Why We Need WordPress

WordPress

Every week seems to bring unwelcome news from a new corner of the globe. Death in Syria, a massacre of innocents in Newtown, hurricanes in New York, gridlock in Washington, and the list is endless. You can try to unplug from all of this, but only if you unplug from life itself. Perhaps it all seems so much more pervasive because we have so many more media outlets inundating our lives.

But if that’s true, where then are the uplifting stories? Where are the tales of human heroism that lift us beyond our everyday blues and reveals the true range of human experience? Why aren’t these stories profiled more?

Much like the gluttony of Wall Street, main stream media is obsessed with the belief that the only thing that sells is grief and despair. Don’t get me wrong; to overcome evil, we must be vigilant about the abuses we humans bestow upon one another. We cannot stick our head in a bucket of flowers and hope that things get better. But to get better, we need inspiration. We need stories of triumph and victory. We need to be able to imagine and create.

How, then, do we tap into that inspiration if it is so miserably doled out? How might we convince the media that there’s money to be found in hope?

WordPress is so much more than a place to deposit our mental meanderings and provide snapshots of our lives. I spend my fair share of time on WordPress, a preeminent social interactive outlet of our day. To be sure, I do so because it is a source of inspiration, albeit a vicarious one. On its pages I read story after story of shared love, creativity, hope, and shared promise. Most of it from contributors I really don’t know, but the threads of our lives are imperceptibly bound, and so I delight in the photos, the wealth of talent of emerging writers, and watching a new generation move out into and experience their worlds. I revel in the creative outpouring of strangers, reminding us that the true nature of humanity is to seek higher ground and to give voice to our inner genius. I am inspired by the artistic, the storytellers, and the spirituality.

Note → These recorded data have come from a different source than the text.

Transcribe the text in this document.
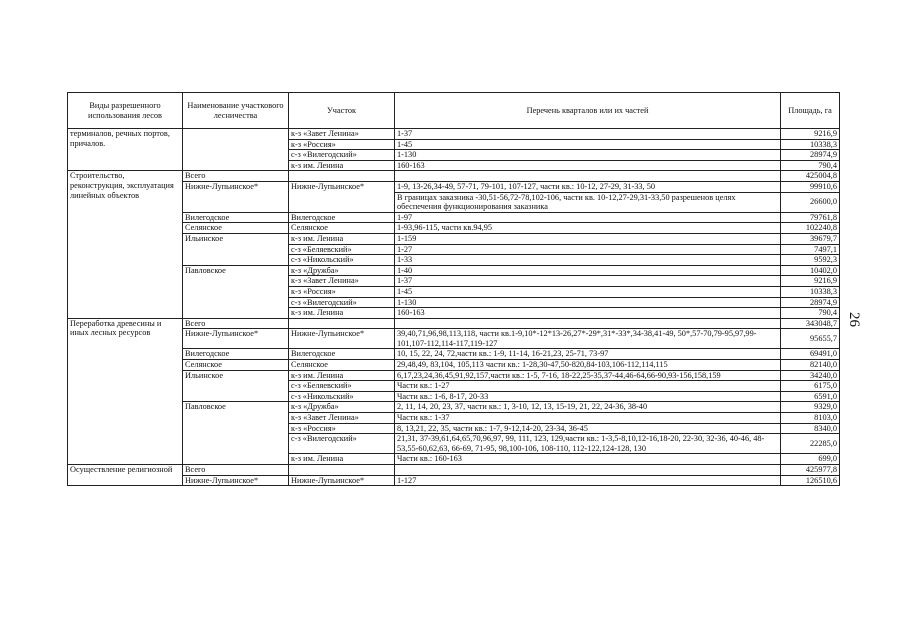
Виды разрешенного использования лесов	Наименование участкового лесничества	Участок	Перечень кварталов или их частей	Площадь, га
терминалов, речных портов, причалов.		к-з «Завет Ленина»	1-37	9216,9
		к-з «Россия»	1-45	10338,3
		с-з «Вилегодский»	1-130	28974,9
		к-з им. Ленина	160-163	790,4
Строительство, реконструкция, эксплуатация линейных объектов	Всего			425004,8
	Нижне-Лупьинское*	Нижне-Лупьинское*	1-9, 13-26,34-49, 57-71, 79-101, 107-127, части кв.: 10-12, 27-29, 31-33, 50	99910,6
			В границах заказника -30,51-56,72-78,102-106, части кв. 10-12,27-29,31-33,50 разрешенов целях обеспечения функционирования заказника	26600,0
	Вилегодское	Вилегодское	1-97	79761,8
	Селянское	Селянское	1-93,96-115, части кв.94,95	102240,8
	Ильинское	к-з им. Ленина	1-159	39679,7
		с-з «Беляевский»	1-27	7497,1
		с-з «Никольский»	1-33	9592,3
	Павловское	к-з «Дружба»	1-40	10402,0
		к-з «Завет Ленина»	1-37	9216,9
		к-з «Россия»	1-45	10338,3
		с-з «Вилегодский»	1-130	28974,9
		к-з им. Ленина	160-163	790,4
Переработка древесины и иных лесных ресурсов	Всего			343048,7
	Нижне-Лупьинское*	Нижне-Лупьинское*	39,40,71,96,98,113,118, части кв.1-9,10*-12*13-26,27*-29*,31*-33*,34-38,41-49, 50*,57-70,79-95,97,99-101,107-112,114-117,119-127	95655,7
	Вилегодское	Вилегодское	10, 15, 22, 24, 72,части кв.: 1-9, 11-14, 16-21,23, 25-71, 73-97	69491,0
	Селянское	Селянское	29,48,49, 83,104, 105,113 части кв.: 1-28,30-47,50-820,84-103,106-112,114,115	82140,0
	Ильинское	к-з им. Ленина	6,17,23,24,36,45,91,92,157,части кв.: 1-5, 7-16, 18-22,25-35,37-44,46-64,66-90,93-156,158,159	34240,0
		с-з «Беляевский»	Части кв.: 1-27	6175,0
		с-з «Никольский»	Части кв.: 1-6, 8-17, 20-33	6591,0
	Павловское	к-з «Дружба»	2, 11, 14, 20, 23, 37, части кв.: 1, 3-10, 12, 13, 15-19, 21, 22, 24-36, 38-40	9329,0
		к-з «Завет Ленина»	Части кв.: 1-37	8103,0
		к-з «Россия»	8, 13,21, 22, 35, части кв.: 1-7, 9-12,14-20, 23-34, 36-45	8340,0
		с-з «Вилегодский»	21,31, 37-39,61,64,65,70,96,97, 99, 111, 123, 129,части кв.: 1-3,5-8,10,12-16,18-20, 22-30, 32-36, 40-46, 48-53,55-60,62,63, 66-69, 71-95, 98,100-106, 108-110, 112-122,124-128, 130	22285,0
		к-з им. Ленина	Части кв.: 160-163	699,0
Осуществление религиозной	Всего			425977,8
	Нижне-Лупьинское*	Нижне-Лупьинское*	1-127	126510,6
26
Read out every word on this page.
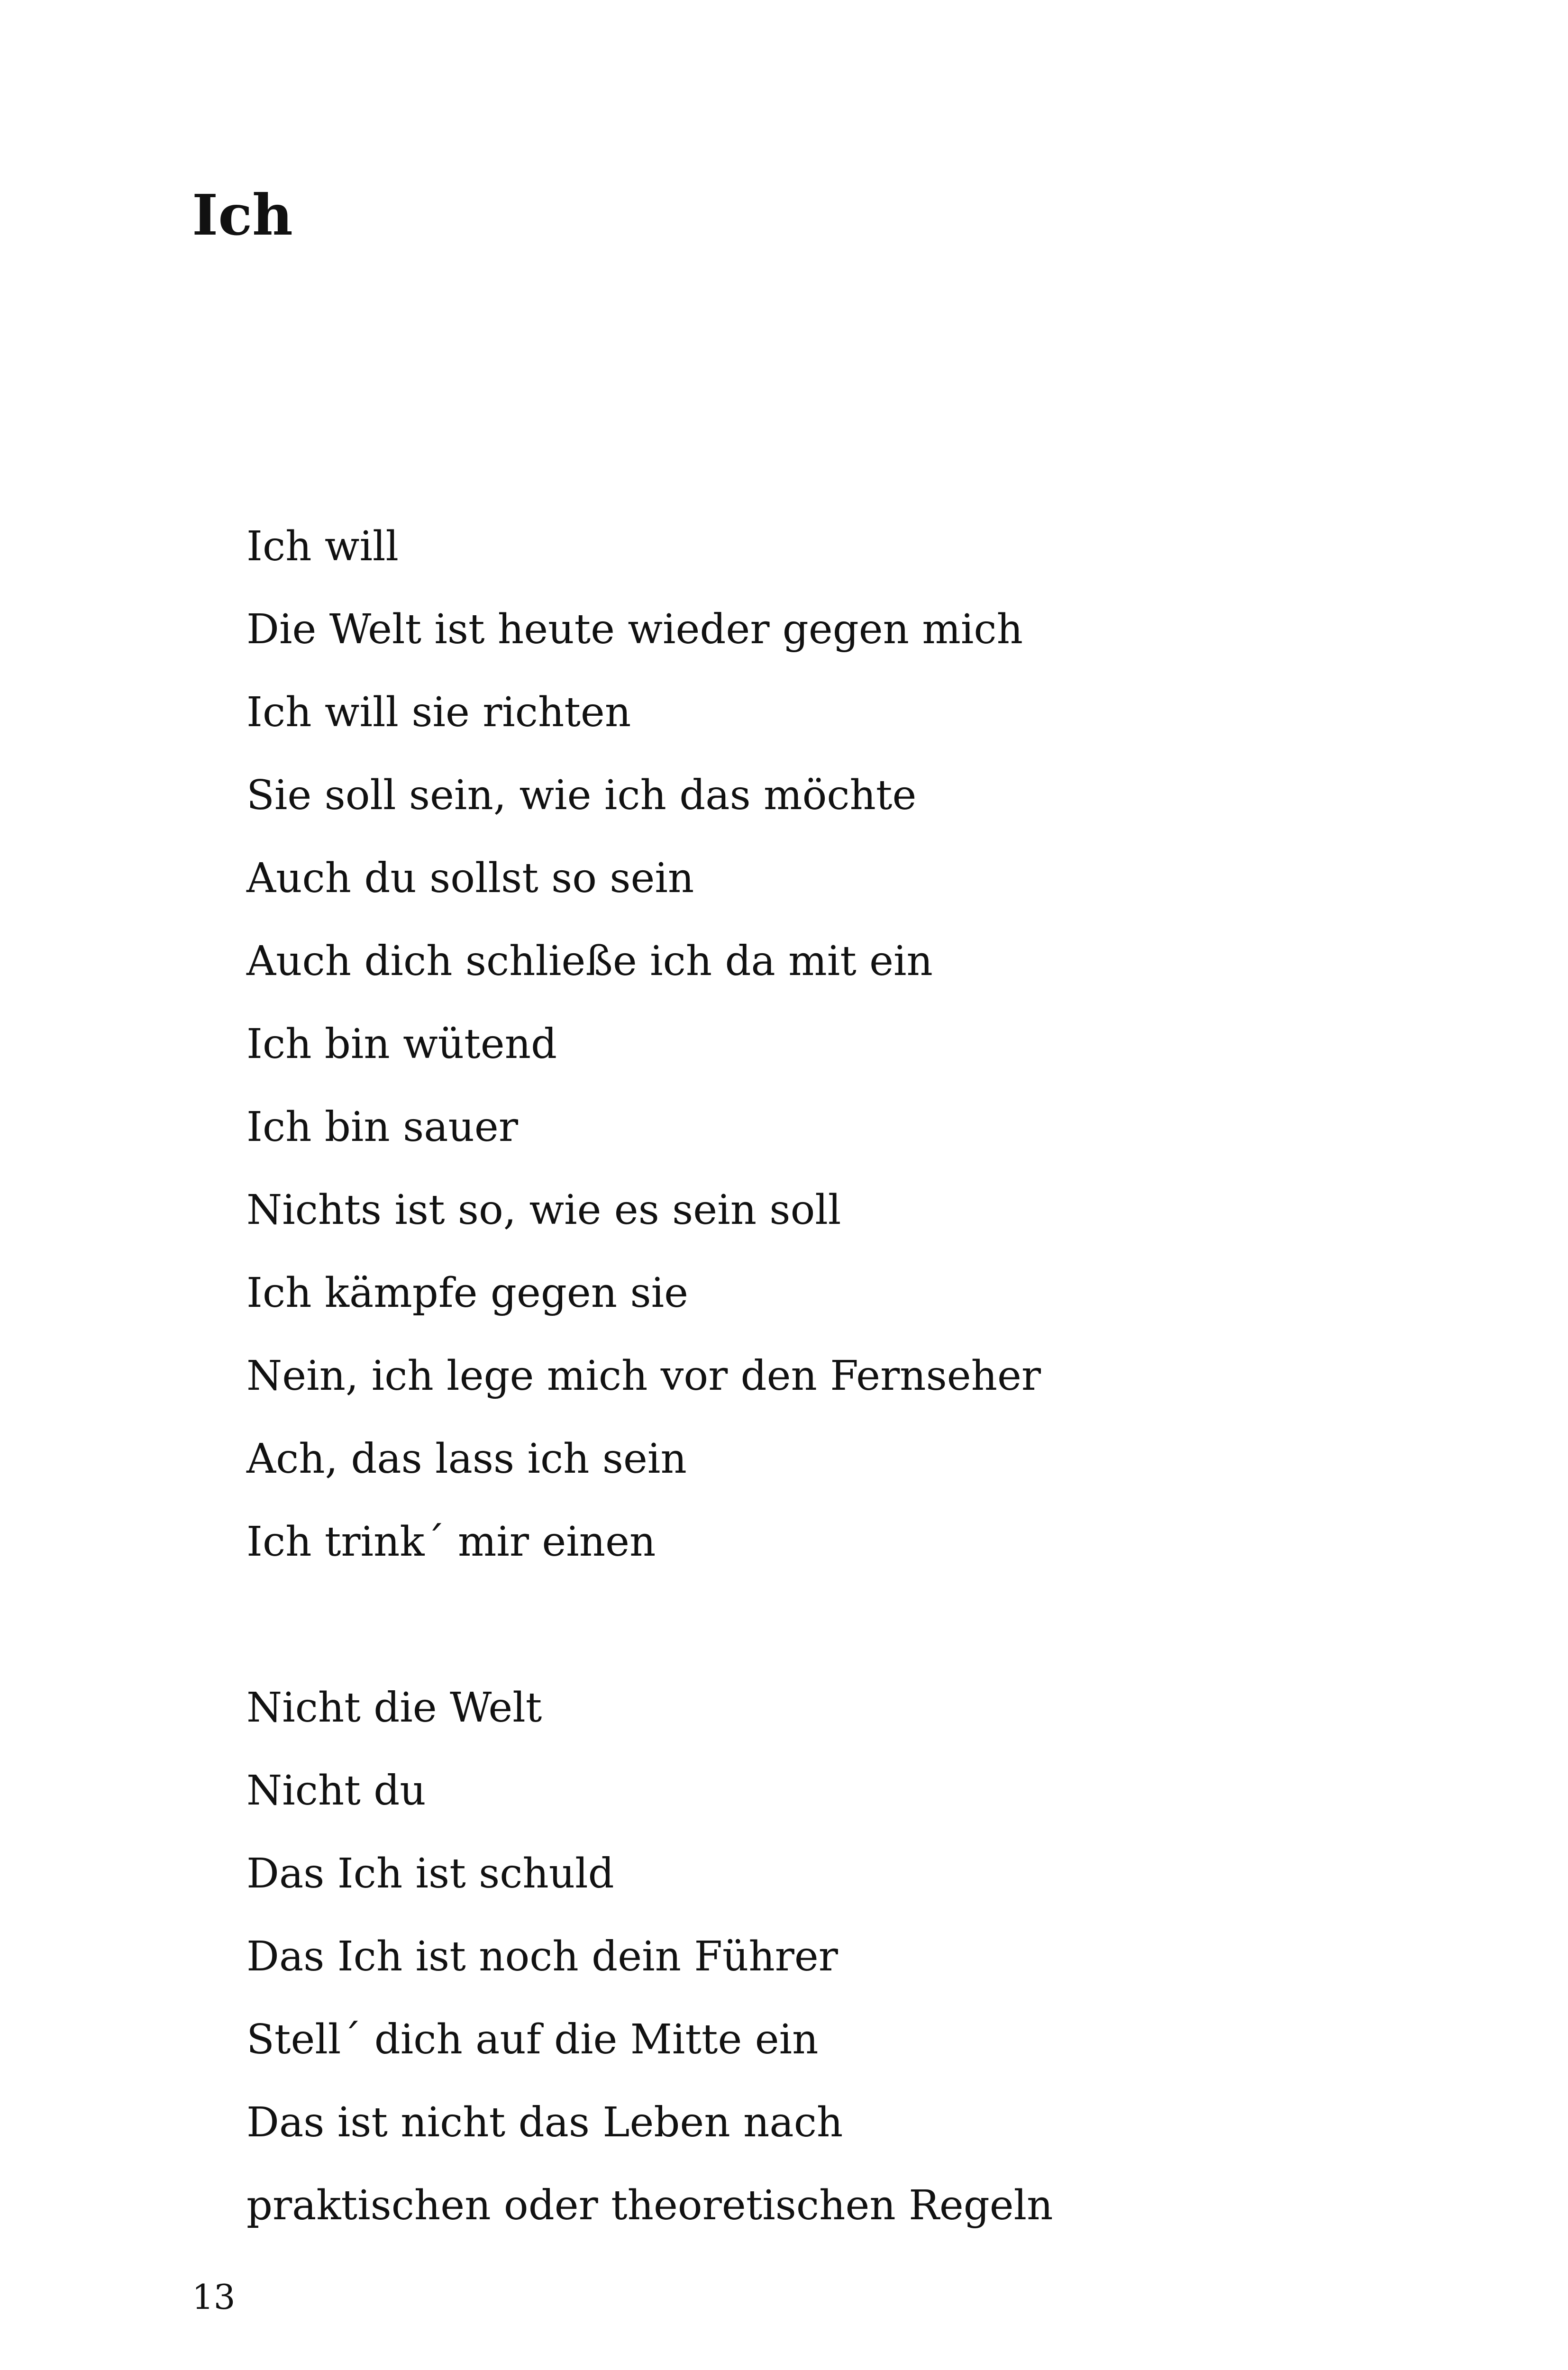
Ich
Ich will
Die Welt ist heute wieder gegen mich
Ich will sie richten
Sie soll sein, wie ich das möchte
Auch du sollst so sein
Auch dich schließe ich da mit ein
Ich bin wütend
Ich bin sauer
Nichts ist so, wie es sein soll
Ich kämpfe gegen sie
Nein, ich lege mich vor den Fernseher
Ach, das lass ich sein
Ich trink´ mir einen
Nicht die Welt
Nicht du
Das Ich ist schuld
Das Ich ist noch dein Führer
Stell´ dich auf die Mitte ein
Das ist nicht das Leben nach
praktischen oder theoretischen Regeln
13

It just makes me feel good, if only for a moment.

Curiously, I don’t see a lot of call for sharing misery; that seems to be because WordPress’s design is at its core inspirational. On its pages we get to live the vicarious joys and triumphs of our fellow man, awash in creative genius and altruism.

I don’t think WordPress intentionally designed a utopian community bulletin board seeking to share love and joy and hope, but there you have it.

Perhaps one day, our media will be redesigned so that the stories that diminish us will be supplanted by those that lift us up. At its best, WordPress can increase our capacity to love, overcome, and persevere. We already know where to go to get our unfortunate daily fill of grief.

And now we also know where to go to recharge our souls and learn to rebuild our sense of what it truly means to be actualized humans.

2 thoughts on “Why We Need WordPress

  1. I love this post!! I like to think of WordPress as thousands of reporters and observers putting the good stuff out there. You captured and explained that so well with this post. I especially liked “WordPress’s design is at its core inspirational. On its pages we get to live the vicarious joys and triumphs of our fellow man, awash in creative genius and altruism.” Thanks for being one of those uplifting, creative, hopeful writer’s of life!